Stability of Ligand 2 in 3-Pentenenitrile

0.15 g of ligand 2 was dissolved in 3 g of 3-pentenenitrile, admixed with the amounts of methylimidazole visible from Table 3 and heated to 100° C. under an argon atmosphere in a heating block for 17 h, and the residual content of ligand 2 was determined by ³¹P NMR spectroscopy:

TABLE 3
Methylimidazole Residual content of ligand 2
1000 ppm        0%
500 ppm         5%
250 ppm         18%
125 ppm         45%
65 ppm          68%
35 ppm          87%

The results from Table 3 show that ligand 2 is sufficiently stable from a methylimidazole content of <100 ppm.

Example 4

Stability of Ligand 3 in 3-Pentenenitrile

0.15 g of ligand 3 was treated with 3 g of 3-pentenenitrile analogously to Example 3. The result was determined by ³¹p NMR spectroscopy and was compiled in Table 4:

TABLE 4
                Residual chelate
Methylimidazole ligand content
1000 ppm        55%
65 ppm          98%

Claims

1. A process for purifying phosphorus chelate ligands comprising extracting and optionally phase separating phosphorus chelate ligands with polar extractants at temperatures of from (−20) to 150° C. and a pressure of from 1 to 5000 Pa.

2. The process for purifying phosphorus chelate ligands by extraction according to claim 1, wherein the phosphorus chelate ligands are bidentate phosphites, phosphinites, phosphite phosphinites, phosphite phosphonites and phosphonites.

3. The process for purifying phosphorus chelate ligands by extraction according to claim 1, wherein the temperature is at least 0° C.

4. The process for purifying phosphorus chelate ligands by extraction according to claim 1, wherein the temperature is at most 100° C.

5. The process for purifying phosphorus chelate ligands by extraction according to claim 1, wherein the pressure is at least 1 kPa.
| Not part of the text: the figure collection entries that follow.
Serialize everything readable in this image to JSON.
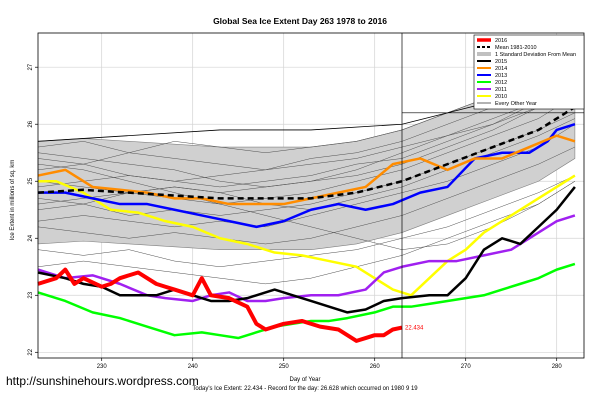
{
  "chart_data": {
    "type": "line",
    "title": "Global Sea Ice Extent Day 263 1978 to 2016",
    "xlabel": "Day of Year",
    "ylabel": "Ice Extent in millions of sq. km",
    "xlim": [
      223,
      283
    ],
    "ylim": [
      21.9,
      27.6
    ],
    "x_ticks": [
      230,
      240,
      250,
      260,
      270,
      280
    ],
    "y_ticks": [
      22,
      23,
      24,
      25,
      26,
      27
    ],
    "marker_day": 263,
    "marker_level": 26.2,
    "grid": true,
    "legend_position": "top-right",
    "caption": "Today's Ice Extent: 22.434 - Record for the day: 26.628 which occurred on 1980 9 19",
    "series": [
      {
        "name": "2016",
        "color": "#ff0000",
        "width": 4,
        "x": [
          223,
          225,
          226,
          227,
          228,
          230,
          231,
          232,
          234,
          236,
          237,
          238,
          240,
          241,
          242,
          244,
          246,
          247,
          248,
          250,
          252,
          254,
          256,
          258,
          259,
          260,
          261,
          262,
          263
        ],
        "y": [
          23.2,
          23.3,
          23.45,
          23.2,
          23.3,
          23.15,
          23.2,
          23.3,
          23.4,
          23.2,
          23.15,
          23.1,
          23.0,
          23.3,
          23.0,
          22.95,
          22.8,
          22.5,
          22.4,
          22.5,
          22.55,
          22.45,
          22.4,
          22.2,
          22.25,
          22.3,
          22.3,
          22.4,
          22.434
        ]
      },
      {
        "name": "Mean 1981-2010",
        "color": "#000000",
        "width": 2.5,
        "dash": "6,4",
        "x": [
          223,
          228,
          233,
          238,
          243,
          248,
          253,
          258,
          263,
          268,
          273,
          278,
          282
        ],
        "y": [
          24.8,
          24.85,
          24.8,
          24.75,
          24.7,
          24.7,
          24.7,
          24.8,
          25.0,
          25.3,
          25.6,
          25.9,
          26.3
        ]
      },
      {
        "name": "2015",
        "color": "#000000",
        "width": 2.5,
        "x": [
          223,
          226,
          228,
          230,
          232,
          236,
          238,
          240,
          242,
          244,
          246,
          249,
          251,
          253,
          255,
          257,
          259,
          261,
          263,
          266,
          268,
          270,
          272,
          274,
          276,
          278,
          280,
          282
        ],
        "y": [
          23.4,
          23.3,
          23.2,
          23.15,
          23.0,
          23.0,
          23.1,
          23.0,
          22.9,
          22.9,
          22.95,
          23.1,
          23.0,
          22.9,
          22.8,
          22.7,
          22.75,
          22.9,
          22.95,
          23.0,
          23.0,
          23.3,
          23.8,
          24.0,
          23.9,
          24.2,
          24.5,
          24.9
        ]
      },
      {
        "name": "2014",
        "color": "#ff8c00",
        "width": 2.5,
        "x": [
          223,
          226,
          229,
          232,
          235,
          238,
          241,
          244,
          247,
          250,
          253,
          256,
          259,
          262,
          265,
          268,
          271,
          274,
          277,
          280,
          282
        ],
        "y": [
          25.1,
          25.2,
          24.9,
          24.85,
          24.8,
          24.7,
          24.7,
          24.6,
          24.6,
          24.6,
          24.7,
          24.8,
          24.9,
          25.3,
          25.4,
          25.2,
          25.4,
          25.4,
          25.6,
          25.8,
          25.7
        ]
      },
      {
        "name": "2013",
        "color": "#0000ff",
        "width": 2.5,
        "x": [
          223,
          226,
          229,
          232,
          235,
          238,
          241,
          244,
          247,
          250,
          253,
          256,
          259,
          262,
          265,
          268,
          271,
          274,
          277,
          279,
          280,
          282
        ],
        "y": [
          24.8,
          24.8,
          24.7,
          24.6,
          24.6,
          24.5,
          24.4,
          24.3,
          24.2,
          24.3,
          24.5,
          24.6,
          24.5,
          24.6,
          24.8,
          24.9,
          25.4,
          25.5,
          25.5,
          25.7,
          25.9,
          26.0
        ]
      },
      {
        "name": "2012",
        "color": "#00ff00",
        "width": 2.5,
        "x": [
          223,
          226,
          229,
          232,
          235,
          238,
          241,
          243,
          245,
          247,
          249,
          251,
          253,
          255,
          257,
          260,
          262,
          264,
          266,
          268,
          270,
          272,
          274,
          276,
          278,
          280,
          282
        ],
        "y": [
          23.05,
          22.9,
          22.7,
          22.6,
          22.45,
          22.3,
          22.35,
          22.3,
          22.25,
          22.35,
          22.45,
          22.5,
          22.55,
          22.55,
          22.6,
          22.7,
          22.8,
          22.8,
          22.85,
          22.9,
          22.95,
          23.0,
          23.1,
          23.2,
          23.3,
          23.45,
          23.55
        ]
      },
      {
        "name": "2011",
        "color": "#a020f0",
        "width": 2.5,
        "x": [
          223,
          226,
          229,
          232,
          235,
          237,
          240,
          242,
          244,
          246,
          248,
          250,
          253,
          256,
          259,
          261,
          263,
          266,
          269,
          272,
          275,
          278,
          280,
          282
        ],
        "y": [
          23.45,
          23.3,
          23.35,
          23.2,
          23.0,
          22.95,
          22.9,
          23.0,
          23.05,
          22.9,
          22.9,
          22.95,
          23.0,
          23.0,
          23.1,
          23.4,
          23.5,
          23.6,
          23.6,
          23.7,
          23.8,
          24.1,
          24.3,
          24.4
        ]
      },
      {
        "name": "2010",
        "color": "#ffff00",
        "width": 2.5,
        "x": [
          223,
          225,
          228,
          231,
          234,
          237,
          240,
          243,
          246,
          249,
          252,
          255,
          258,
          260,
          262,
          264,
          266,
          268,
          270,
          272,
          275,
          278,
          280,
          282
        ],
        "y": [
          25.0,
          25.0,
          24.8,
          24.5,
          24.45,
          24.3,
          24.2,
          24.0,
          23.9,
          23.75,
          23.7,
          23.6,
          23.5,
          23.3,
          23.1,
          23.0,
          23.3,
          23.6,
          23.8,
          24.1,
          24.4,
          24.7,
          24.9,
          25.1
        ]
      },
      {
        "name": "Every Other Year",
        "color": "#000000",
        "width": 0.8,
        "x": [
          223,
          233,
          243,
          253,
          263,
          273,
          282
        ],
        "y": [
          25.7,
          25.8,
          25.9,
          25.9,
          26.0,
          26.4,
          26.9
        ]
      }
    ],
    "std_band": {
      "name": "1 Standard Deviation From Mean",
      "x": [
        223,
        228,
        233,
        238,
        243,
        248,
        253,
        258,
        263,
        268,
        273,
        278,
        282
      ],
      "upper": [
        25.7,
        25.75,
        25.7,
        25.65,
        25.6,
        25.6,
        25.6,
        25.7,
        25.9,
        26.2,
        26.5,
        26.8,
        27.2
      ],
      "lower": [
        23.9,
        23.95,
        23.9,
        23.85,
        23.8,
        23.8,
        23.8,
        23.9,
        24.1,
        24.4,
        24.7,
        25.0,
        25.4
      ]
    },
    "background_years": [
      [
        25.6,
        25.7,
        25.5,
        25.7,
        25.6,
        25.5,
        25.6,
        25.7,
        25.9,
        26.2,
        26.5,
        26.8,
        27.3
      ],
      [
        25.4,
        25.3,
        25.5,
        25.4,
        25.3,
        25.2,
        25.4,
        25.5,
        25.7,
        26.0,
        26.3,
        26.6,
        27.0
      ],
      [
        25.2,
        25.3,
        25.1,
        25.0,
        25.1,
        25.2,
        25.3,
        25.4,
        25.6,
        25.8,
        26.1,
        26.4,
        26.8
      ],
      [
        24.9,
        25.0,
        25.1,
        25.0,
        24.9,
        25.0,
        25.1,
        25.3,
        25.4,
        25.7,
        26.0,
        26.3,
        26.6
      ],
      [
        24.7,
        24.6,
        24.8,
        24.7,
        24.6,
        24.7,
        24.8,
        25.0,
        25.2,
        25.5,
        25.8,
        26.1,
        26.5
      ],
      [
        24.5,
        24.6,
        24.4,
        24.5,
        24.4,
        24.5,
        24.6,
        24.8,
        25.0,
        25.3,
        25.6,
        25.9,
        26.2
      ],
      [
        24.3,
        24.4,
        24.3,
        24.2,
        24.3,
        24.2,
        24.4,
        24.6,
        24.8,
        25.0,
        25.3,
        25.6,
        26.0
      ],
      [
        25.5,
        25.4,
        25.3,
        25.2,
        25.0,
        24.9,
        25.0,
        25.1,
        25.3,
        25.6,
        25.9,
        26.3,
        26.7
      ],
      [
        24.2,
        24.1,
        24.0,
        24.1,
        24.0,
        23.9,
        24.0,
        24.2,
        24.4,
        24.7,
        25.0,
        25.3,
        25.6
      ],
      [
        25.0,
        24.9,
        24.8,
        24.9,
        24.8,
        24.6,
        24.5,
        24.7,
        24.9,
        25.2,
        25.5,
        25.8,
        26.1
      ],
      [
        23.8,
        23.7,
        23.8,
        23.6,
        23.5,
        23.6,
        23.7,
        23.8,
        24.0,
        24.2,
        24.5,
        24.8,
        25.1
      ],
      [
        23.5,
        23.6,
        23.5,
        23.4,
        23.3,
        23.2,
        23.3,
        23.5,
        23.7,
        24.0,
        24.3,
        24.6,
        25.0
      ],
      [
        25.3,
        25.2,
        25.0,
        24.8,
        24.6,
        24.4,
        24.2,
        24.0,
        23.8,
        23.9,
        24.2,
        24.6,
        25.0
      ],
      [
        24.6,
        24.7,
        24.8,
        24.9,
        24.8,
        24.9,
        25.0,
        25.2,
        25.5,
        25.8,
        26.0,
        26.4,
        26.9
      ]
    ],
    "annotation": {
      "day": 263,
      "value": 22.434,
      "text": "22.434"
    },
    "legend": [
      "2016",
      "Mean 1981-2010",
      "1 Standard Deviation From Mean",
      "2015",
      "2014",
      "2013",
      "2012",
      "2011",
      "2010",
      "Every Other Year"
    ]
  },
  "footer": {
    "url": "http://sunshinehours.wordpress.com"
  }
}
6. The process for purifying phosphorus chelate ligands by extraction according to claim 1, wherein the pressure is at most 2000 Pa.

7. The process for purifying phosphorus chelate ligands by extraction according to claim 1, wherein the polar extractants are dinitriles.
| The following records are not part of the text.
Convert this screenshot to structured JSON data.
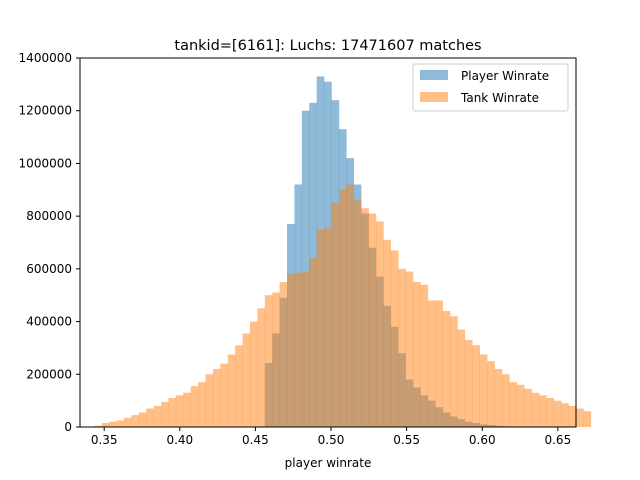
{
  "chart_data": {
    "type": "bar",
    "title": "tankid=[6161]: Luchs: 17471607 matches",
    "xlabel": "player winrate",
    "ylabel": "",
    "xlim": [
      0.334,
      0.662
    ],
    "ylim": [
      0,
      1400000
    ],
    "x_ticks": [
      0.35,
      0.4,
      0.45,
      0.5,
      0.55,
      0.6,
      0.65
    ],
    "x_tick_labels": [
      "0.35",
      "0.40",
      "0.45",
      "0.50",
      "0.55",
      "0.60",
      "0.65"
    ],
    "y_ticks": [
      0,
      200000,
      400000,
      600000,
      800000,
      1000000,
      1200000,
      1400000
    ],
    "y_tick_labels": [
      "0",
      "200000",
      "400000",
      "600000",
      "800000",
      "1000000",
      "1200000",
      "1400000"
    ],
    "legend_position": "top-right",
    "bin_start": 0.3435,
    "bin_width": 0.0049,
    "series": [
      {
        "name": "Player Winrate",
        "color": "#1f77b4",
        "alpha": 0.5,
        "values": [
          0,
          0,
          0,
          0,
          0,
          0,
          0,
          0,
          0,
          0,
          0,
          0,
          0,
          0,
          0,
          0,
          0,
          0,
          0,
          0,
          0,
          0,
          0,
          243000,
          355000,
          490000,
          770000,
          920000,
          1200000,
          1230000,
          1330000,
          1310000,
          1240000,
          1130000,
          1020000,
          920000,
          810000,
          680000,
          570000,
          460000,
          380000,
          280000,
          180000,
          150000,
          120000,
          100000,
          75000,
          55000,
          40000,
          30000,
          20000,
          15000,
          10000,
          8000,
          5000,
          3000,
          1000,
          0,
          0,
          0,
          0,
          0,
          0,
          0,
          0,
          0,
          0
        ]
      },
      {
        "name": "Tank Winrate",
        "color": "#ff7f0e",
        "alpha": 0.5,
        "values": [
          5000,
          15000,
          20000,
          25000,
          35000,
          45000,
          55000,
          70000,
          80000,
          95000,
          110000,
          120000,
          130000,
          155000,
          170000,
          200000,
          220000,
          240000,
          275000,
          310000,
          355000,
          400000,
          450000,
          500000,
          510000,
          550000,
          580000,
          585000,
          590000,
          640000,
          750000,
          755000,
          850000,
          900000,
          920000,
          860000,
          830000,
          810000,
          780000,
          710000,
          670000,
          600000,
          590000,
          550000,
          540000,
          480000,
          480000,
          440000,
          420000,
          370000,
          330000,
          310000,
          275000,
          250000,
          220000,
          200000,
          170000,
          160000,
          145000,
          130000,
          120000,
          110000,
          100000,
          90000,
          80000,
          70000,
          60000
        ]
      }
    ]
  }
}
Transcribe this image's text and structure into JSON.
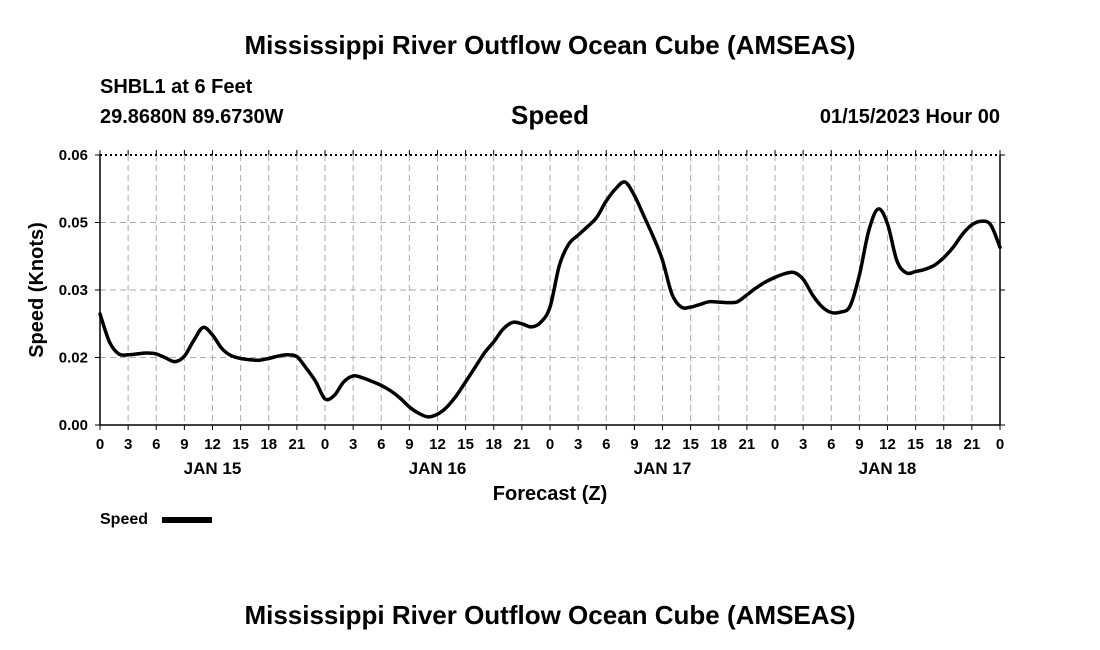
{
  "header": {
    "title": "Mississippi River Outflow Ocean Cube (AMSEAS)",
    "station": "SHBL1 at 6 Feet",
    "location": "29.8680N  89.6730W",
    "variable": "Speed",
    "datetime": "01/15/2023 Hour 00"
  },
  "footer": {
    "title": "Mississippi River Outflow Ocean Cube (AMSEAS)"
  },
  "chart_data": {
    "type": "line",
    "title": "Speed",
    "xlabel": "Forecast (Z)",
    "ylabel": "Speed (Knots)",
    "xlim": [
      0,
      96
    ],
    "ylim": [
      0,
      0.06
    ],
    "yticks": [
      0,
      0.015,
      0.03,
      0.045,
      0.06
    ],
    "ytick_labels": [
      "0.00",
      "0.02",
      "0.03",
      "0.05",
      "0.06"
    ],
    "x_tick_labels": [
      "0",
      "3",
      "6",
      "9",
      "12",
      "15",
      "18",
      "21",
      "0",
      "3",
      "6",
      "9",
      "12",
      "15",
      "18",
      "21",
      "0",
      "3",
      "6",
      "9",
      "12",
      "15",
      "18",
      "21",
      "0",
      "3",
      "6",
      "9",
      "12",
      "15",
      "18",
      "21",
      "0"
    ],
    "day_labels": [
      {
        "label": "JAN 15",
        "hour": 12
      },
      {
        "label": "JAN 16",
        "hour": 36
      },
      {
        "label": "JAN 17",
        "hour": 60
      },
      {
        "label": "JAN 18",
        "hour": 84
      }
    ],
    "grid": true,
    "legend": "bottom-left",
    "series": [
      {
        "name": "Speed",
        "color": "#000000",
        "x": [
          0,
          1,
          2,
          3,
          4,
          5,
          6,
          7,
          8,
          9,
          10,
          11,
          12,
          13,
          14,
          15,
          16,
          17,
          18,
          19,
          20,
          21,
          22,
          23,
          24,
          25,
          26,
          27,
          28,
          29,
          30,
          31,
          32,
          33,
          34,
          35,
          36,
          37,
          38,
          39,
          40,
          41,
          42,
          43,
          44,
          45,
          46,
          47,
          48,
          49,
          50,
          51,
          52,
          53,
          54,
          55,
          56,
          57,
          58,
          59,
          60,
          61,
          62,
          63,
          64,
          65,
          66,
          67,
          68,
          69,
          70,
          71,
          72,
          73,
          74,
          75,
          76,
          77,
          78,
          79,
          80,
          81,
          82,
          83,
          84,
          85,
          86,
          87,
          88,
          89,
          90,
          91,
          92,
          93,
          94,
          95,
          96
        ],
        "values": [
          0.0247,
          0.0185,
          0.0158,
          0.0156,
          0.0158,
          0.016,
          0.0158,
          0.0149,
          0.0141,
          0.0153,
          0.0188,
          0.0217,
          0.02,
          0.017,
          0.0154,
          0.0148,
          0.0145,
          0.0144,
          0.0148,
          0.0153,
          0.0156,
          0.0152,
          0.0126,
          0.0097,
          0.0058,
          0.0066,
          0.0096,
          0.0109,
          0.0105,
          0.0097,
          0.0088,
          0.0076,
          0.006,
          0.004,
          0.0026,
          0.0018,
          0.0024,
          0.004,
          0.0065,
          0.0096,
          0.0128,
          0.016,
          0.0185,
          0.0213,
          0.0228,
          0.0225,
          0.0218,
          0.0228,
          0.0262,
          0.0355,
          0.0402,
          0.0422,
          0.0441,
          0.0462,
          0.0498,
          0.0525,
          0.054,
          0.051,
          0.0465,
          0.0419,
          0.0366,
          0.0291,
          0.0262,
          0.0262,
          0.0268,
          0.0274,
          0.0273,
          0.0272,
          0.0274,
          0.0289,
          0.0305,
          0.0318,
          0.0328,
          0.0336,
          0.0339,
          0.0324,
          0.0289,
          0.0263,
          0.025,
          0.0251,
          0.0264,
          0.0333,
          0.0432,
          0.048,
          0.0447,
          0.0365,
          0.0338,
          0.0341,
          0.0346,
          0.0355,
          0.0372,
          0.0395,
          0.0424,
          0.0445,
          0.0453,
          0.0445,
          0.0395
        ]
      }
    ]
  }
}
8. The process for purifying phosphorus chelate ligands by extraction according to claim 1, wherein the polar extractant is adiponitrile or methylglutaronitrile.

9. The process for purifying phosphorus chelate ligands by extraction according to claim 1, wherein an aliphatic or cycloaliphatic hydrocarbon or a mixture thereof is added to the phosphorus chelate ligands before or during the extraction or the optional phase separation.

10. The process for purifying phosphorus chelate ligands by extraction according to claim 9, wherein the aliphatic or cycloaliphatic hydrocarbon added to the phosphorus chelate ligand before or during the extraction or phase separation is selected from the group consisting of n-heptane, n-octane, cyclohexane, methylcyclohexane and mixtures thereof.

11. The process for purifying phosphorus chelate ligands by extraction according to claim 1, wherein the purified phosphorus chelate ligands have a content of amine base, amine hydrochloride or mixtures thereof of less than 100 ppm.

12. The process for purifying phosphorus chelate ligands by extraction according to claim 2, wherein the temperature is at least 0° C.

13. The process for purifying phosphorus chelate ligands by extraction according to claim 2, wherein the temperature is at most 100° C.

14. The process for purifying phosphorus chelate ligands by extraction according to claim 3, wherein the temperature is at most 100° C.

15. The process for purifying phosphorus chelate ligands by extraction according to claim 2, wherein the pressure is at least 1 kPa.

16. The process for purifying phosphorus chelate ligands by extraction according to claim 3, wherein the pressure is at least 1 kPa.

17. The process for purifying phosphorus chelate ligands by extraction according to claim 4, wherein the pressure is at least 1 kPa.

18. The process for purifying phosphorus chelate ligands by extraction according to claim 2, wherein the pressure is at most 2000 Pa.

19. The process for purifying phosphorus chelate ligands by extraction according to claim 3, wherein the pressure is at most 2000 Pa.

20. The process for purifying phosphorus chelate ligands by extraction according to claim 4, wherein the pressure is at most 2000 Pa.